La rénovation de la grande mosquée au cœur du conflit

Le litige trouve son origine dans un vaste projet de rénovation de la grande mosquée du quartier Kenendé, financé par le plaignant.

Si ce projet visait à moderniser l’édifice religieux, il a néanmoins suscité de vives tensions internes, notamment autour de la désignation de l’imam devant diriger la mosquée, à l’issue des travaux.

Au cours de l’audience, il a été indiqué que l’imam principal du quartier, Naby Moussa Soumah, en fonction depuis près de 37 ans, entretiendrait un désaccord ancien avec le donateur. Selon les déclarations d’un des prévenus, cette mésentente aurait nourri des soupçons de volonté de remplacement de l’imam, imputés à Elhadj Abdoul Wakil Keïta.

Des propos attribués au chef de quartier

Devant le tribunal, l’un des prévenus a reconnu avoir apposé sa signature, sur un document jugé diffamatoire, tout en rejetant la responsabilité des propos incriminés : << Nous assumons la signature du document et son contenu, mais les propos rapportés viennent de notre chef de quartier, Fodé Sylla, connu sous le surnom de Lucio. Il aurait affirmé qu’Elhadj Abdoul Wakil Keïta conditionnait la réalisation de projets, tels que le goudron, l’accès à l’eau potable ou la construction d’un centre de santé, au changement de l’imam.

Ces propos ont été consignés avec l’accord des sages du quartier, bien que nous ne partagions pas cette position >>, a-t-il déclaré.

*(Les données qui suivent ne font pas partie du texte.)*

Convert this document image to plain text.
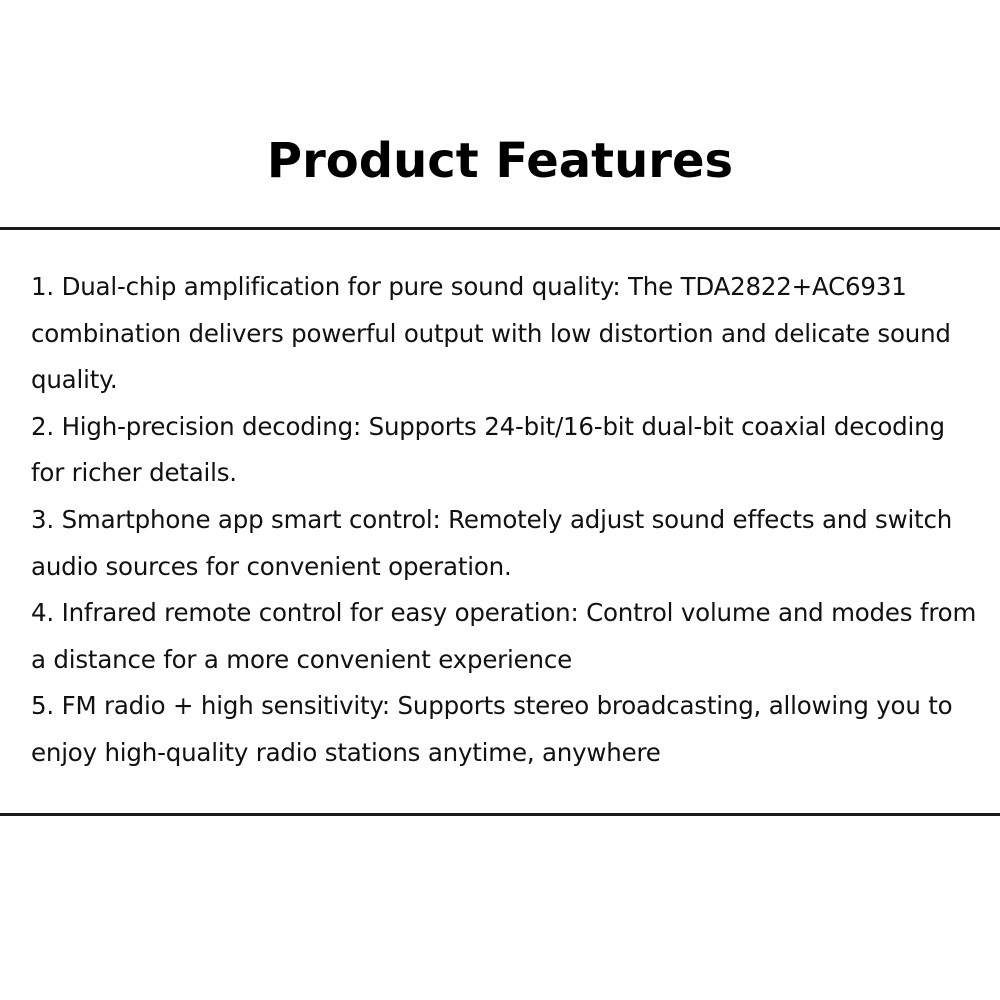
Product Features
1. Dual-chip amplification for pure sound quality: The TDA2822+AC6931 combination delivers powerful output with low distortion and delicate sound quality.
2. High-precision decoding: Supports 24-bit/16-bit dual-bit coaxial decoding for richer details.
3. Smartphone app smart control: Remotely adjust sound effects and switch audio sources for convenient operation.
4. Infrared remote control for easy operation: Control volume and modes from a distance for a more convenient experience
5. FM radio + high sensitivity: Supports stereo broadcasting, allowing you to enjoy high-quality radio stations anytime, anywhere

Un incident de procédure à l’audience

Le procureur du tribunal de première instance de Kindia, Mamadou Bhoye Diallo, s’est exprimé en ces termes : << La force doit rester à la loi, quelle que soit la personne. Ces citoyens du quartier Kenende, bien que ce monsieur leur ait offert une mosquée flambant neuve, se sont permis d’écrire à son sujet et de lui imputer des propos diffamatoires. C’est pourquoi ce dernier a porté plainte contre eux, pour diffamation. Nous avons estimé qu’il y avait usage de faux dans le document, ce qui constitue une infraction. C’est pour cela que le procès a eu lieu. Finalement, tout le monde a compris et les accusés ont demandé pardon. C’est pourquoi le parquet n’a pas hésité à accéder à leur demande de mise en liberté provisoire, car ce que nous voulons avant tout, c’est la paix >>, a-t-il expliqué.

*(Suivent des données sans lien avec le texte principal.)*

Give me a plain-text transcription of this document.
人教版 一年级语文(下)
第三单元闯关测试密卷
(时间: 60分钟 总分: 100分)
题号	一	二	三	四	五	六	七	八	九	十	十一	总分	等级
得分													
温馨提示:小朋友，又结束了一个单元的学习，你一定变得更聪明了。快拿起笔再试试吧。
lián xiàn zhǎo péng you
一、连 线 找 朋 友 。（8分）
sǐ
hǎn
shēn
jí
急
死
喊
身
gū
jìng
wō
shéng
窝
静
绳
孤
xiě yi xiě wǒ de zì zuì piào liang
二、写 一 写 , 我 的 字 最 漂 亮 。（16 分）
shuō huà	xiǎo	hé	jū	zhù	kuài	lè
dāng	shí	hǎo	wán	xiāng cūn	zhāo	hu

Affaire renvoyée au 18 février 2026

À l’issue de l’audience, les prévenus ont été placés en liberté provisoire, dans l’attente de la poursuite de la procédure.

Il convient de préciser que la grande mosquée concernée, située dans le quartier Kenendé, au sein de la commune urbaine de Kindia, doit être inaugurée ce week-end, selon les autorités religieuses locales, sauf changement de dernière minute.